Vereadores responsabilizados – Segundo o promotor Wanderley Trindade, os vereadores que aprovaram, em março de 2012 o projeto de lei nº 2515, que deu origem a “incorporação inversa”, podem ser responsabilizados pela Justiça. Pelo menos um parlamentar que participou daquela sessão e votou favoravelmente já disse, em entrevista ao Tribuna, que a emenda foi acrescentada sem alarde, sem o conhecimento dos vereadores. É o caso, por exemplo, de Gláucia Berenice (PSDB).A Câmara não teve acesso ao parecer do promotor e só irá se manifetar após o parecer da Justiça.
Medida vai atingir também a prefeitura
Apesar de a lei complementar que deu origem aos “supersalários” ter nascido na Câmara, onde o salário médio dos 99 servidores alcança R$ 7,8 mil, a chamada “incorporação inversa” foi aproveitada por dezenas de funcionários da prefeitura de Ribeirão Preto. Vários comissionados, durante os oito anos dos dois mandatos da ex-prefeita Dárcy Vera (2009-2012 e 2013-2016), ao retornarem aos seus cargos de origem, no inicio de 2017, conseguiram incorporar ao salário o que ganharam durante o período em que foram comissionados.
O caso mais “famoso” é o do engenheiro Clodoaldo Franklin de Almeida, que foi parar no noticiário durante as investigações da Comissão Parlamentar de Inquérito (CPI) do Anexo da Câmara. Na ocasião, os vereadores descobriram que ele, motorista do Departamento de Água e Esgotos de Ribeirão Preto (0Daerp), havia sido “emprestado” informalmente ao Legislativo para acompanhar a obra.

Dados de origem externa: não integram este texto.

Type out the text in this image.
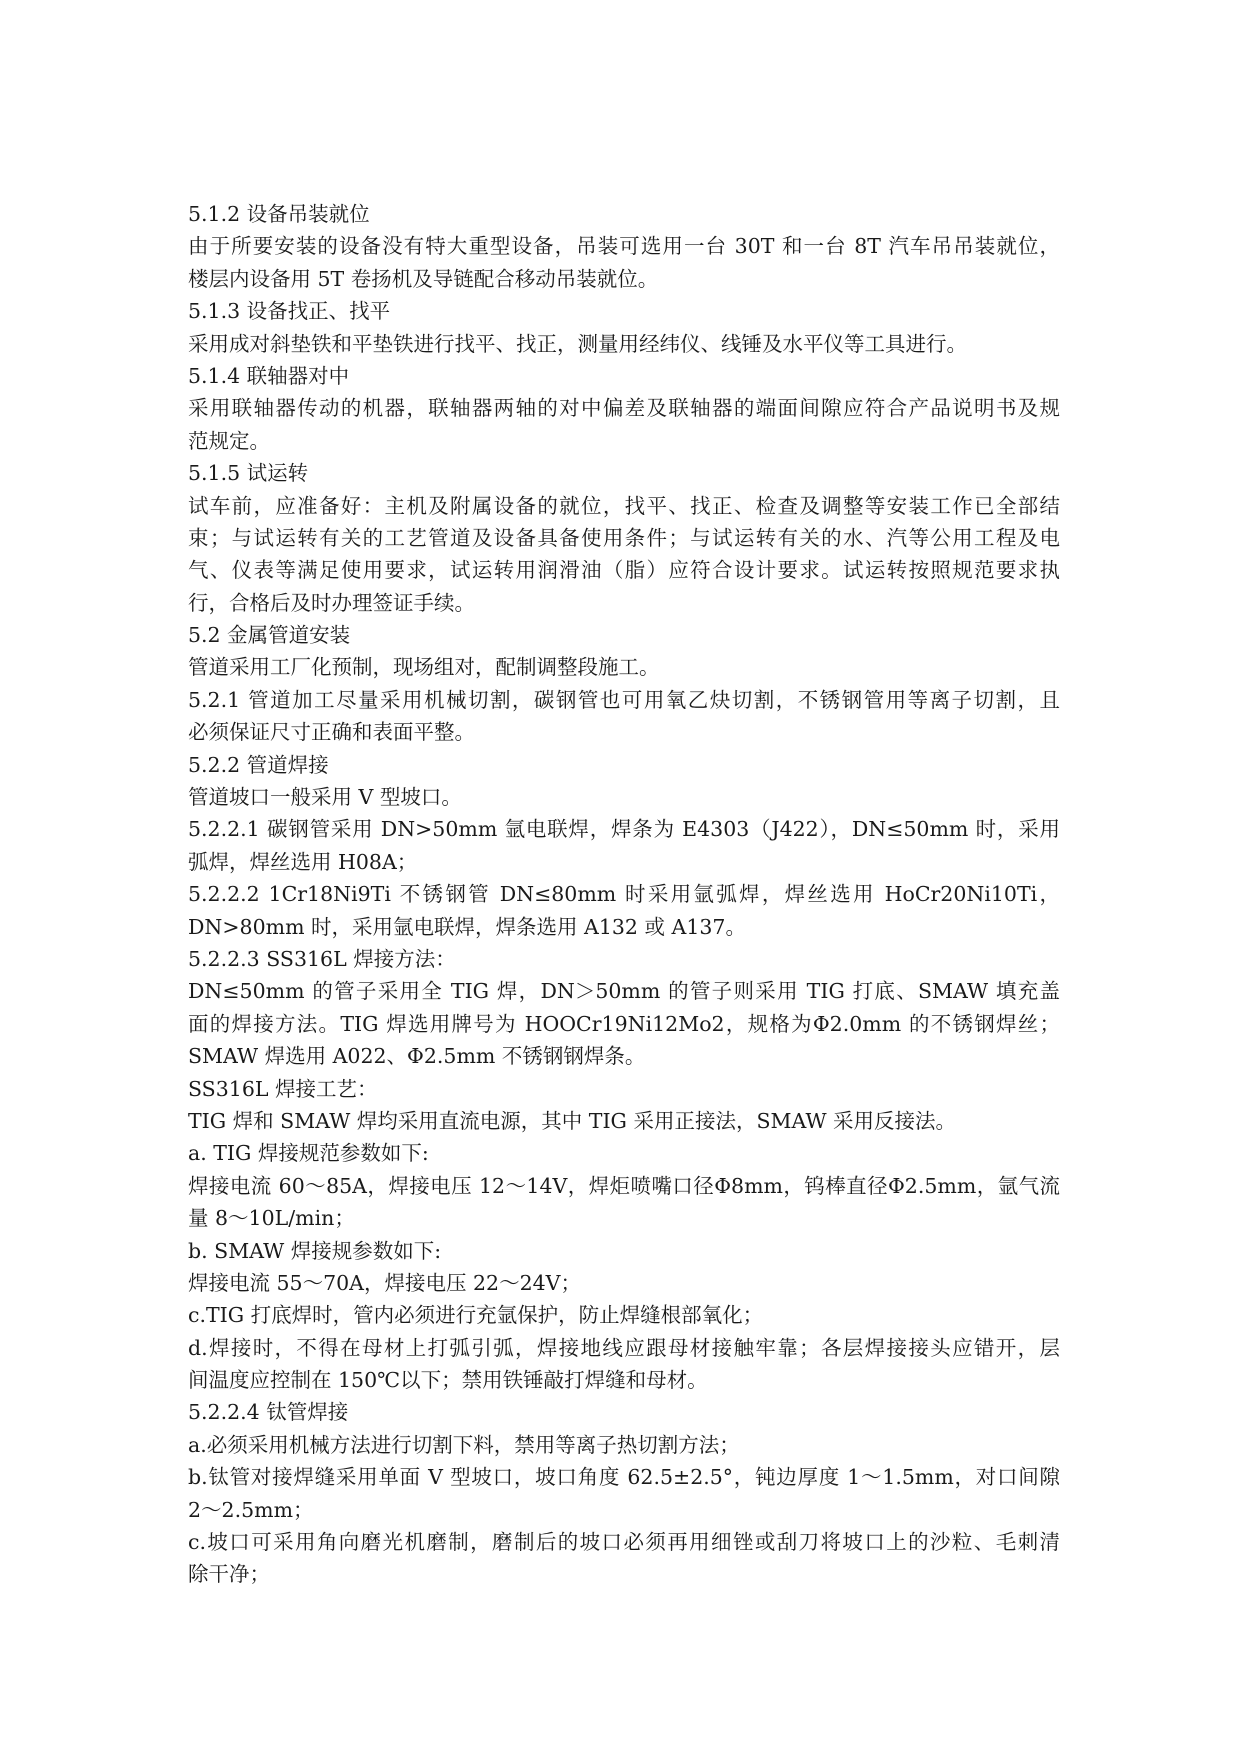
5.1.2 设备吊装就位
由于所要安装的设备没有特大重型设备，吊装可选用一台 30T 和一台 8T 汽车吊吊装就位，
楼层内设备用 5T 卷扬机及导链配合移动吊装就位。
5.1.3 设备找正、找平
采用成对斜垫铁和平垫铁进行找平、找正，测量用经纬仪、线锤及水平仪等工具进行。
5.1.4 联轴器对中
采用联轴器传动的机器，联轴器两轴的对中偏差及联轴器的端面间隙应符合产品说明书及规
范规定。
5.1.5 试运转
试车前，应准备好：主机及附属设备的就位，找平、找正、检查及调整等安装工作已全部结
束；与试运转有关的工艺管道及设备具备使用条件；与试运转有关的水、汽等公用工程及电
气、仪表等满足使用要求，试运转用润滑油（脂）应符合设计要求。试运转按照规范要求执
行，合格后及时办理签证手续。
5.2 金属管道安装
管道采用工厂化预制，现场组对，配制调整段施工。
5.2.1 管道加工尽量采用机械切割，碳钢管也可用氧乙炔切割，不锈钢管用等离子切割，且
必须保证尺寸正确和表面平整。
5.2.2 管道焊接
管道坡口一般采用 V 型坡口。
5.2.2.1 碳钢管采用 DN>50mm 氩电联焊，焊条为 E4303（J422），DN≤50mm 时，采用
弧焊，焊丝选用 H08A；
5.2.2.2 1Cr18Ni9Ti 不锈钢管 DN≤80mm 时采用氩弧焊，焊丝选用 HoCr20Ni10Ti，
DN>80mm 时，采用氩电联焊，焊条选用 A132 或 A137。
5.2.2.3 SS316L 焊接方法：
DN≤50mm 的管子采用全 TIG 焊，DN＞50mm 的管子则采用 TIG 打底、SMAW 填充盖
面的焊接方法。TIG 焊选用牌号为 HOOCr19Ni12Mo2，规格为Φ2.0mm 的不锈钢焊丝；
SMAW 焊选用 A022、Φ2.5mm 不锈钢钢焊条。
SS316L 焊接工艺：
TIG 焊和 SMAW 焊均采用直流电源，其中 TIG 采用正接法，SMAW 采用反接法。
a. TIG 焊接规范参数如下:
焊接电流 60～85A，焊接电压 12～14V，焊炬喷嘴口径Φ8mm，钨棒直径Φ2.5mm，氩气流
量 8～10L/min；
b. SMAW 焊接规参数如下:
焊接电流 55～70A，焊接电压 22～24V；
c.TIG 打底焊时，管内必须进行充氩保护，防止焊缝根部氧化；
d.焊接时，不得在母材上打弧引弧，焊接地线应跟母材接触牢靠；各层焊接接头应错开，层
间温度应控制在 150℃以下；禁用铁锤敲打焊缝和母材。
5.2.2.4 钛管焊接
a.必须采用机械方法进行切割下料，禁用等离子热切割方法；
b.钛管对接焊缝采用单面 V 型坡口，坡口角度 62.5±2.5°，钝边厚度 1～1.5mm，对口间隙
2～2.5mm；
c.坡口可采用角向磨光机磨制，磨制后的坡口必须再用细锉或刮刀将坡口上的沙粒、毛刺清
除干净；
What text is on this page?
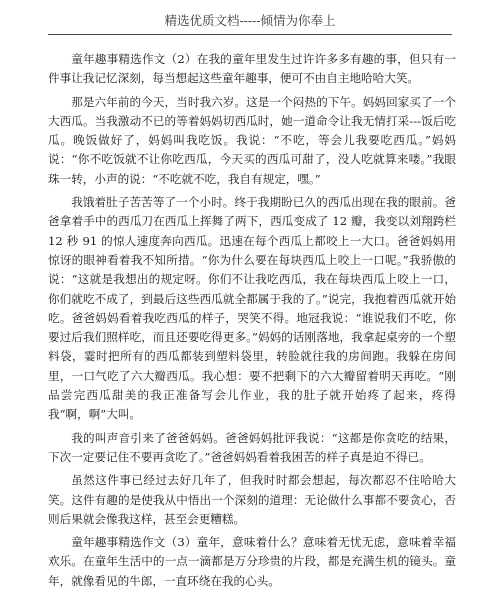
精选优质文档-----倾情为你奉上

童年趣事精选作文（2）在我的童年里发生过许许多多有趣的事，但只有一件事让我记忆深刻，每当想起这些童年趣事，便可不由自主地哈哈大笑。

那是六年前的今天，当时我六岁。这是一个闷热的下午。妈妈回家买了一个大西瓜。当我激动不已的等着妈妈切西瓜时，她一道命令让我无情打采---饭后吃瓜。晚饭做好了，妈妈叫我吃饭。我说：“不吃，等会儿我要吃西瓜。”妈妈说：“你不吃饭就不让你吃西瓜，今天买的西瓜可甜了，没人吃就算来喽。”我眼珠一转，小声的说：“不吃就不吃，我自有规定，嘿。”

我饿着肚子苦苦等了一个小时。终于我期盼已久的西瓜出现在我的眼前。爸爸拿着手中的西瓜刀在西瓜上挥舞了两下，西瓜变成了 12 瓣，我变以刘翔跨栏 12 秒 91 的惊人速度奔向西瓜。迅速在每个西瓜上都咬上一大口。爸爸妈妈用惊讶的眼神看着我不知所措。“你为什么要在每块西瓜上咬上一口呢。”我骄傲的说：“这就是我想出的规定呀。你们不让我吃西瓜，我在每块西瓜上咬上一口，你们就吃不成了，到最后这些西瓜就全都属于我的了。”说完，我抱着西瓜就开始吃。爸爸妈妈看着我吃西瓜的样子，哭笑不得。地冠我说：“谁说我们不吃，你要过后我们照样吃，而且还要吃得更多。”妈妈的话刚落地，我拿起桌旁的一个塑料袋，霎时把所有的西瓜都装到塑料袋里，转脸就往我的房间跑。我躲在房间里，一口气吃了六大瓣西瓜。我心想：要不把剩下的六大瓣留着明天再吃。“刚品尝完西瓜甜美的我正准备写会儿作业，我的肚子就开始疼了起来，疼得我“啊，啊”大叫。

我的叫声音引来了爸爸妈妈。爸爸妈妈批评我说：“这都是你贪吃的结果，下次一定要记住不要再贪吃了。”爸爸妈妈看着我困苦的样子真是迫不得已。

虽然这件事已经过去好几年了，但我时时都会想起，每次都忍不住哈哈大笑。这件有趣的是使我从中悟出一个深刻的道理：无论做什么事都不要贪心，否则后果就会像我这样，甚至会更糟糕。

童年趣事精选作文（3）童年，意味着什么？意味着无忧无虑，意味着幸福欢乐。在童年生活中的一点一滴都是万分珍贵的片段，都是充满生机的镜头。童年，就像看见的牛郎，一直环绕在我的心头。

O fato de um engenheiro ter prestado concurso para motorista do Daerp pode se explicado pelo conhecimento da “incorporação inversa” – como Almeida 0ocupou por muitos anos cargos em comissão na prefeitura, ao ser aprovado no concurso e nomeado motorista ele passou a ganhar R$ 11.374,26, valor que recebe atualmente como condutor do setor de hidrometria da autarquia.